Picture movement and thus image movement can be effected through mouse drag or pressing “up”, “down”, “left”, or “right” key on the computer keyboard. Moreover, a picture can be transversely compressed prior to showing on the screen. For example, alternate rows of pixel of a picture are deleted. This feature will decrease the resolution of the rendered image. However, no significant image distortion will occur. For reducing distortion, this transverse compression is done after the image zoom in or out operation.

Alternatively, the two displays can be arranged in a stacked fashion. This feature is applicable to a 3-D stereoscopic glass.

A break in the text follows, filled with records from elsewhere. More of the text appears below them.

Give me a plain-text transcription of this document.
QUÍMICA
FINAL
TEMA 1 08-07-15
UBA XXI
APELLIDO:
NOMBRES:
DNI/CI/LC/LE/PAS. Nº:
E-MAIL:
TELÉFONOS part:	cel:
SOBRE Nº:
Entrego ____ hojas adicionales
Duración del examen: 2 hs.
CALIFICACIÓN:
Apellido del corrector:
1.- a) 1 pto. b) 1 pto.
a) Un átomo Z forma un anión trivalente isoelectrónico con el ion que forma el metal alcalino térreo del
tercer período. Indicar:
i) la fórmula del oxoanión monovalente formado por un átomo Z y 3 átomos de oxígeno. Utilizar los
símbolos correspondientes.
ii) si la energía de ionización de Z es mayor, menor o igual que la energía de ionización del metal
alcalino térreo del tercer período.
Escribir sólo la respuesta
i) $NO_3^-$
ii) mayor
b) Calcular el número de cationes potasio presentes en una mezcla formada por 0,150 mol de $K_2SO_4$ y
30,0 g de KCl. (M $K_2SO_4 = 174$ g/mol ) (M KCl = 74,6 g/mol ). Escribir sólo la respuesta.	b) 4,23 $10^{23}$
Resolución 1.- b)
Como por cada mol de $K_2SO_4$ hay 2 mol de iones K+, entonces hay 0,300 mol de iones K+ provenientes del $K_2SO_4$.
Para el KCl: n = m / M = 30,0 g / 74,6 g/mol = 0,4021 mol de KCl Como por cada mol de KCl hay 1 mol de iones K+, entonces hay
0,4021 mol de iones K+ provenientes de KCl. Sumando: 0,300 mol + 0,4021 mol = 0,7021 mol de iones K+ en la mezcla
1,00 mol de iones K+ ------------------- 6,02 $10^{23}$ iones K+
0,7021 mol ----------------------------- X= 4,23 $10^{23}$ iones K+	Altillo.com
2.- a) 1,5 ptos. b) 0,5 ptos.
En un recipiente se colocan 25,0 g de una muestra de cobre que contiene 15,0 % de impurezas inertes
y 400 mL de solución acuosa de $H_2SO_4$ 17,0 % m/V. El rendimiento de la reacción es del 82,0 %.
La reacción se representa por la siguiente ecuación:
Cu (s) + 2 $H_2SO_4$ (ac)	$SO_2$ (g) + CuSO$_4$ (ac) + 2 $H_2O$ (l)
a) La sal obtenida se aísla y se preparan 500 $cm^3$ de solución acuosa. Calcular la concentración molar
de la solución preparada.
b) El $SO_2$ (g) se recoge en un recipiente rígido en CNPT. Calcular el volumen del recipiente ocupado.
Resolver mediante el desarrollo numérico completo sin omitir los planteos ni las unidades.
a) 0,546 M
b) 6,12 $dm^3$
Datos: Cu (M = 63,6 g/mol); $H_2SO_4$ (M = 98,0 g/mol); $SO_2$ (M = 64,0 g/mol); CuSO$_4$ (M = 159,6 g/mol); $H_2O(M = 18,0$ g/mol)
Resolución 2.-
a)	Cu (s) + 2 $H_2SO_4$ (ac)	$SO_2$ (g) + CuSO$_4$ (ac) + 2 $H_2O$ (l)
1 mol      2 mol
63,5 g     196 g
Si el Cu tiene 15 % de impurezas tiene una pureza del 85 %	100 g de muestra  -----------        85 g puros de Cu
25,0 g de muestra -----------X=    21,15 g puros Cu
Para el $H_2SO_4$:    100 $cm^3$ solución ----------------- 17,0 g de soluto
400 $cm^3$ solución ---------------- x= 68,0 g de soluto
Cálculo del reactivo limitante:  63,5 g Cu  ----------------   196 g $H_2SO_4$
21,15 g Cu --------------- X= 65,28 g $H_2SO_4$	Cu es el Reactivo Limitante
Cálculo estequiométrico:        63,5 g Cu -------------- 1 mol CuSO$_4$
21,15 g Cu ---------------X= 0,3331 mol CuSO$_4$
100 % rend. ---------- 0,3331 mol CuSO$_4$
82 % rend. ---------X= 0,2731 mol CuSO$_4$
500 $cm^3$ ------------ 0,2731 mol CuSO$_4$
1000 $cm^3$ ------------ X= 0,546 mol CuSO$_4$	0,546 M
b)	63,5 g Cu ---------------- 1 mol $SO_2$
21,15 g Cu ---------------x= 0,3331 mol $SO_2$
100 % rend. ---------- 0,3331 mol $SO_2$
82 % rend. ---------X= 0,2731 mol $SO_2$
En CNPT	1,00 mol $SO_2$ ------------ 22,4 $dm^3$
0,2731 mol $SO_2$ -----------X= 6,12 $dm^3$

A method of displaying stereoscopic films (e.g., DVD video) in cooperation with a DVD player by means of the stereoscopic viewing device is illustrated below. A single display is employed. Two pictures are shown on left and right portions (i.e., pan windows) of the screen at the same time with a 3-D image being rendered. A synchronous feature is required in this application. Synchronous feature can be implemented as manual or automatic one. For manual synchronism, a halt key is provided in either left or right video playing bar. A user may click the halt key to halt the playing of one picture by manipulating a mouse. At the same time, the other picture is also halted. The halt will end only after releasing the mouse key. Automatic synchronism is effected by adding a time frame in each picture to be played in a camcoder. Time frames of pictures of the same pair are compared each other prior to next playing. Any picture being recorded earlier is required to wait for the other later picture of the same pair. This ensures that both pictures of the same pair are played synchronously in order to render a 3-D image and thus a 3-D film.

While the invention herein disclosed has been described by means of specific embodiments, numerous modifications and variations could be made thereto by those skilled in the art without departing from the scope and spirit of the invention set forth in the claims.